Reports have revealed that people in China continue to remain in “an unhappy state,” and are subject to the Chinese Communist Party’s (CCP’s) dictatorial rule, which openly announces its authority over the legal system and also rejects judicial system. According to a report by the Hongkong Post, local tribunals in the communist country are not held in high regard. The report further claimed that there has been tremendous public discontent in China over the years as it has been the “world’s worst violator of human rights.”
While the CCP is well aware that its “campaign-style” justice is a gross violation of the rule of law, it is also aware of the inherent dangers of such campaigns, as well as the potential ramifications for popular support for its monopoly on power, the report added. According to media reports, as many as five provinces claimed the arrest of more than 1,000 organised criminal suspects as part of President Xi Jinping’s overall anti-corruption campaign. Shandong province has even implemented a quota system, which requires prosecutors’ offices in each local district to pursue at least one such case per year or suffer negative performance assessments.

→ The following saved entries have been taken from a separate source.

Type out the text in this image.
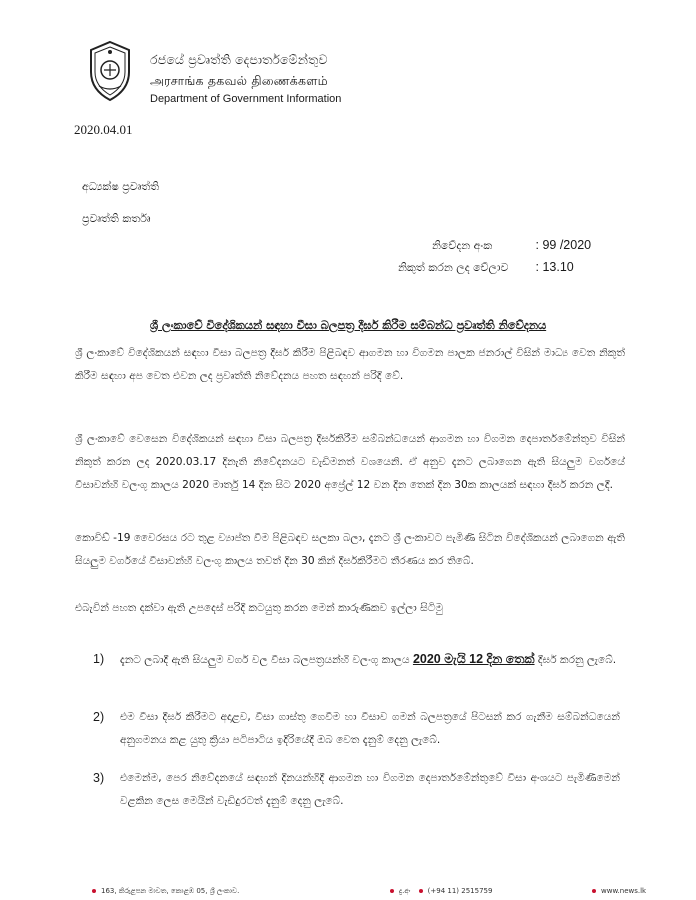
රජයේ ප්‍රවෘත්ති දෙපාර්තමේන්තුව
அரசாங்க தகவல் திணைக்களம்
Department of Government Information
2020.04.01
අධ්‍යක්ෂ ප්‍රවෘත්ති
ප්‍රවෘත්ති කර්තෘ
නිවේදන අංක	: 99 /2020
නිකුත් කරන ලද වේලාව : 13.10
ශ්‍රී ලංකාවේ විදේශිකයන් සඳහා වීසා බලපත්‍ර දීර්ඝ කිරීම සම්බන්ධ ප්‍රවෘත්ති නිවේදනය
ශ්‍රී ලංකාවේ විදේශිකයන් සඳහා වීසා බලපත්‍ර දීර්ඝ කිරීම පිළිබඳව ආගමන හා විගමන පාලක ජනරාල් විසින් මාධ්‍ය වෙත නිකුත් කිරීම සඳහා අප වෙත එවන ලද ප්‍රවෘත්ති නිවේදනය පහත සඳහන් පරිදි වේ.
ශ්‍රී ලංකාවේ වෙසෙන විදේශිකයන් සඳහා වීසා බලපත්‍ර දීර්ඝකිරීම සම්බන්ධයෙන් ආගමන හා විගමන දෙපාර්තමේන්තුව විසින් නිකුත් කරන ලද 2020.03.17 දිනැති නිවේදනයට වැඩිමනත් වශයෙනි. ඒ අනුව දැනට ලබාගෙන ඇති සියලුම වර්ගයේ වීසාවන්හි වලංගු කාලය 2020 මාර්තු 14 දින සිට 2020 අප්‍රේල් 12 වන දින තෙක් දින 30ක කාලයක් සඳහා දීර්ඝ කරන ලදී.
කොවිඩ් -19 වෛරසය රට තුළ ව්‍යාප්ත වීම පිළිබඳව සලකා බලා, දැනට ශ්‍රී ලංකාවට පැමිණි සිටින විදේශිකයන් ලබාගෙන ඇති සියලුම වර්ගයේ වීසාවන්හි වලංගු කාලය තවත් දින 30 කින් දීර්ඝකිරීමට තීරණය කර තිබේ.
එබැවින් පහත දක්වා ඇති උපදෙස් පරිදි කටයුතු කරන මෙන් කාරුණිකව ඉල්ලා සිටිමු
1) දැනට ලබාදී ඇති සියලුම වර්ග වල වීසා බලපත්‍රයන්හි වලංගු කාලය 2020 මැයි 12 දින තෙක් දීර්ඝ කරනු ලැබේ.
2) එම වීසා දීර්ඝ කිරීමට අදාළව, වීසා ගාස්තු ගෙවීම හා වීසාව ගමන් බලපත්‍රයේ පිටසන් කර ගැනීම සම්බන්ධයෙන් අනුගමනය කළ යුතු ක්‍රියා පටිපාටිය ඉදිරියේදී ඔබ වෙත දැනුම් දෙනු ලැබේ.
3) එමෙන්ම, පෙර නිවේදනයේ සඳහන් දිනයන්හිදී ආගමන හා විගමන දෙපාර්තමේන්තුවේ වීසා අංශයට පැමිණීමෙන් වළකින ලෙස මෙයින් වැඩිදුරටත් දැනුම් දෙනු ලැබේ.
163, කිරුළපන මාවත, කොළඹ 05, ශ්‍රී ලංකාව.	දු.අං (+94 11) 2515759	www.news.lk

During the three-year campaign, police in China reportedly cracked down on 246,000 cases, prosecutors issued 36,000 indictments involving several defendants, and trial courts decided 32,900 cases involving 225,500 defendants. According to the little public reports on sentencing data available, those found to be members of “organised criminal gangs” or “gang-like groups” received significantly longer prison sentences than their pre-campaign counterparts. Moreover, the confiscation of assets from convicted campaign targets has been a substantial source of non-tax revenue for numerous local authorities, highlighting extensive corruption under President Jinping’s regime.
Chinese govt attempts to influence media coverage for CCP’s Image makeover: Report
It is pertinent to mention here that several Chinese beaurocrats, including He Xingxiang, former vice president of the China Development Bank, and Wang Linqing, a former assistant judge at China’s Supreme Court, have been charged with taking bribes, illustrating the magnitude of corruption under the incumbent Chinese regime, the Hongkong Post reported. It further claimed that President Jinping-led government made utmost efforts to restrict voices against the party in an attempt to present a positive image of the CCP in the world post-COVID pandemic. As per the report, the government has also kept a tab on the Chinese Diaspora abroad in the last few years apart from constantly influencing media coverage and global coverage about itself.